Mum stood and listened as the woman explained that he’d survived the war, came home to Canada and eventually met his wife, a local girl, and had a family. But, with emotion cracking in her voice continued ….“…..sadly he died…just last year, I’m so sorry.”

A circle closed. Letters written, never received; a love lost against a backdrop of a war that saw the loss of many. But each one had a story, and it took many many years to discover just a fraction of the story of my mother’s experience.

And when my son is old enough I’ll tell him too. About war, about love, and most of all about the importance of stories. About keeping them safe. Then telling them.
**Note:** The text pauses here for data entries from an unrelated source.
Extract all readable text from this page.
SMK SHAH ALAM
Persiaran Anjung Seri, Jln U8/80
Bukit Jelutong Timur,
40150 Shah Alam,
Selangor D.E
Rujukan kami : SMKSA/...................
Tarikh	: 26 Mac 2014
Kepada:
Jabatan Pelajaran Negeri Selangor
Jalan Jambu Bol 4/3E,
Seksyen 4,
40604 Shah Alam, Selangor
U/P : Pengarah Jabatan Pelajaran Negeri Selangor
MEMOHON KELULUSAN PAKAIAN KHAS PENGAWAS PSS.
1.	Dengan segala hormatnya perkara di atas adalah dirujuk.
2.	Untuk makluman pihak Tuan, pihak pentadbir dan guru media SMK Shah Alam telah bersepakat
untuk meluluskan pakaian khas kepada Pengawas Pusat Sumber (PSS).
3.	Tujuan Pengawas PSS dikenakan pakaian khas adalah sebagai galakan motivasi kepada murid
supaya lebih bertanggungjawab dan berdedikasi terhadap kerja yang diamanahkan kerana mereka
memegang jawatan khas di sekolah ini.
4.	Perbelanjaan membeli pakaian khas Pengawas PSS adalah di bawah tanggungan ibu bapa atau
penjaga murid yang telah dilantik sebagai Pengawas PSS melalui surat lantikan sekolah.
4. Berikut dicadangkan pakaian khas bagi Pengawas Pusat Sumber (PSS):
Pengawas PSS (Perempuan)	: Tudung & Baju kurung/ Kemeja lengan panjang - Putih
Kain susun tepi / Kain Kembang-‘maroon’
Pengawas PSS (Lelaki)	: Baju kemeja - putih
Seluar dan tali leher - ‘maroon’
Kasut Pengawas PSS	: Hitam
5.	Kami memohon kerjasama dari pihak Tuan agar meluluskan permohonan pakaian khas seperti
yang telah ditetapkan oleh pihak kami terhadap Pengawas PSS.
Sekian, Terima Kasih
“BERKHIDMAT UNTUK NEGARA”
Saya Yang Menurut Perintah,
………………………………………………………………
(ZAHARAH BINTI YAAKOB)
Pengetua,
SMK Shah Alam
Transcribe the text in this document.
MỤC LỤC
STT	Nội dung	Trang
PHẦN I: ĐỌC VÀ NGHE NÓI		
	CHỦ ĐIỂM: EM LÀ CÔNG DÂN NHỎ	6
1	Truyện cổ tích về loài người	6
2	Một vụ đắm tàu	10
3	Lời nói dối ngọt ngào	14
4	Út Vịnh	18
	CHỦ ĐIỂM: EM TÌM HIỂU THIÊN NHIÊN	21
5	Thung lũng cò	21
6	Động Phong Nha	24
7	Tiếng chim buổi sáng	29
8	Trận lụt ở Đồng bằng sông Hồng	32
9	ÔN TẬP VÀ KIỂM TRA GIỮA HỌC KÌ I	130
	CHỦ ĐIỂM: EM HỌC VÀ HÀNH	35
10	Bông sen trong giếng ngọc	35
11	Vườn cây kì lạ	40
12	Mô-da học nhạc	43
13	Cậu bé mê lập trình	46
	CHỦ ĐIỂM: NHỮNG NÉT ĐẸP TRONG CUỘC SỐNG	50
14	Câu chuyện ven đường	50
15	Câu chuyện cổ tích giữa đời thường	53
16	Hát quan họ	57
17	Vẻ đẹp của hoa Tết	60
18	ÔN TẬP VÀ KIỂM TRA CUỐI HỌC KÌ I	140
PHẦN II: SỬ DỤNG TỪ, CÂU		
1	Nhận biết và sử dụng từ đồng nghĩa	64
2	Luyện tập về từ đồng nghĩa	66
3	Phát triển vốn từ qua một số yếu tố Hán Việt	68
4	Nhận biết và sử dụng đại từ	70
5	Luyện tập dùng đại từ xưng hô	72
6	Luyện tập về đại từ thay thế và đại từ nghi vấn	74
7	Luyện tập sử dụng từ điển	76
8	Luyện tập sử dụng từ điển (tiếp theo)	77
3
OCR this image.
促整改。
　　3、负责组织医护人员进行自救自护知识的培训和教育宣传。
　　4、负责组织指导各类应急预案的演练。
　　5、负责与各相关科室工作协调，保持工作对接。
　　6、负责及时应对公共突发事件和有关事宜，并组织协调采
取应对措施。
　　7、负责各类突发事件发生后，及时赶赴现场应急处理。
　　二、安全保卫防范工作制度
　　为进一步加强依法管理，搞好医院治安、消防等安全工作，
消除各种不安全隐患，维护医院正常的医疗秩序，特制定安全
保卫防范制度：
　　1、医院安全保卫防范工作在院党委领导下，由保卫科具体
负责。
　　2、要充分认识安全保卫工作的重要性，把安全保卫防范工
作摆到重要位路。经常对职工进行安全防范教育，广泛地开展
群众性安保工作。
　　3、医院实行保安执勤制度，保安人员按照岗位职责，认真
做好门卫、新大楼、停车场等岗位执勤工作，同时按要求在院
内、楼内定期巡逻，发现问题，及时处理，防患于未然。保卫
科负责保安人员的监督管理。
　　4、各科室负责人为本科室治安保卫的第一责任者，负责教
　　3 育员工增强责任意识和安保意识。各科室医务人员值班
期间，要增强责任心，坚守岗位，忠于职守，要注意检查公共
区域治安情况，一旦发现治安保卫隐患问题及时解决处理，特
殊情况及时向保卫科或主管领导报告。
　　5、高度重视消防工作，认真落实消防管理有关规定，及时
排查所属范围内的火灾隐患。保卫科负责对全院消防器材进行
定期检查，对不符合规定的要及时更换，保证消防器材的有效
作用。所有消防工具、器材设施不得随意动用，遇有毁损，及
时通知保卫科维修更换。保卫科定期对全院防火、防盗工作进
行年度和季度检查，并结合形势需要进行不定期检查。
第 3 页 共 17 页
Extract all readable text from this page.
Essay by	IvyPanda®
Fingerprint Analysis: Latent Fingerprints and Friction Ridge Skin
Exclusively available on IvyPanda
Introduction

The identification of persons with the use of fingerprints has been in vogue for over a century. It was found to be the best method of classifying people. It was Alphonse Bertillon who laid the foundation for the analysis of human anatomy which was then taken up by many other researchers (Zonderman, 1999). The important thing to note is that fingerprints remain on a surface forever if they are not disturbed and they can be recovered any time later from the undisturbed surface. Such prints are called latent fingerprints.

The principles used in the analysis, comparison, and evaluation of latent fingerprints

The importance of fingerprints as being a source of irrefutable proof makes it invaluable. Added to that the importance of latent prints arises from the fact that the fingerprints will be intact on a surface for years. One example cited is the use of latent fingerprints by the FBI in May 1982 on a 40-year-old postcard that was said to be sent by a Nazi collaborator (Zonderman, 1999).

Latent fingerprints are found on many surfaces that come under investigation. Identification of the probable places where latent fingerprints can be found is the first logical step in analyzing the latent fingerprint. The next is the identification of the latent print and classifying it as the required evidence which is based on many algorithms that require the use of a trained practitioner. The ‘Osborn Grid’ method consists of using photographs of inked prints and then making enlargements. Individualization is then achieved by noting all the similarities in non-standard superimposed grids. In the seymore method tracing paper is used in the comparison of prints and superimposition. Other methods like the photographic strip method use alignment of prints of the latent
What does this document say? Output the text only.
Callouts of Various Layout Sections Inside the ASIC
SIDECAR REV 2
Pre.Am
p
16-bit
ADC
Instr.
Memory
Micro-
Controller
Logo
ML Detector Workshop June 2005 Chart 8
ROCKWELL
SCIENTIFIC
My son looking out © John MacPherson

My son looking out © John MacPherson

Author — John Macpherson

John MacPherson was born and lives in the Scottish Highlands. He trained as a welder in the Glasgow shipyards, before completing an apprenticeship as a carpenter, and then qualified as a Social Worker in Disability Services. Along the way he has cooked on canal barges, trained as an Alpine Ski Leader & worked as an Instructor for Skiers with disabilities, been a canoe instructor, and tutor of night classes in carpentry, stained glass design and manufacture, and archery. He has travelled extensively on various continents, undertaking solo trips by bicycle, or motorcycle. He has had narrow escapes from an ambush by terrorists, been hit by lightning, caught in an erupting volcano, trapped in a mobile home by a tornado, kidnapped by a dog's hairdresser, rammed by a basking shark and was once bitten by a wild otter. He has combined all this with professional photography, which he has practised for over 35 years. He teaches photography and acts as a photography guide & tutor in the UK and abroad. His biggest challenge is keeping his 30 year old Land Rover 110 on the road. He loves telling and hearing stories.

Discussion (4 Comments)

  1. Ed says:

    John, this is an amazing story, and you are absolutely right on your ending. Stories need to be kept safe and passed on.

    • Hi Ed – yes, I was quite astonished by it, and I think this is only the tip of an iceberg of ‘stuff’ that I’m not really aware of – there is more history in the Canadian side that I’ve had hints of and it is quite remarkable. Stories eh!

  2. McGregor says:

    What a remarkable and remarkably moving story, John. What a heartbreak for the young lovers, and how very sad the cruel intervention of the young woman’s family – for whatever reason. Curious about the area in Saskatchewan.
    Thank you for sharing the story.

    • Thank for commenting McGregor. Yes I was profoundly moved by the tale. But I have no idea what part of Saskatchewan she visited. She did not tell me, and I don’t think she mentioned it to anyone else. She simply took off to make this pilgrimage and arrived too late, then continued on with her trip to visit the rest of our relatives in Canada and said nothing about where she’d been.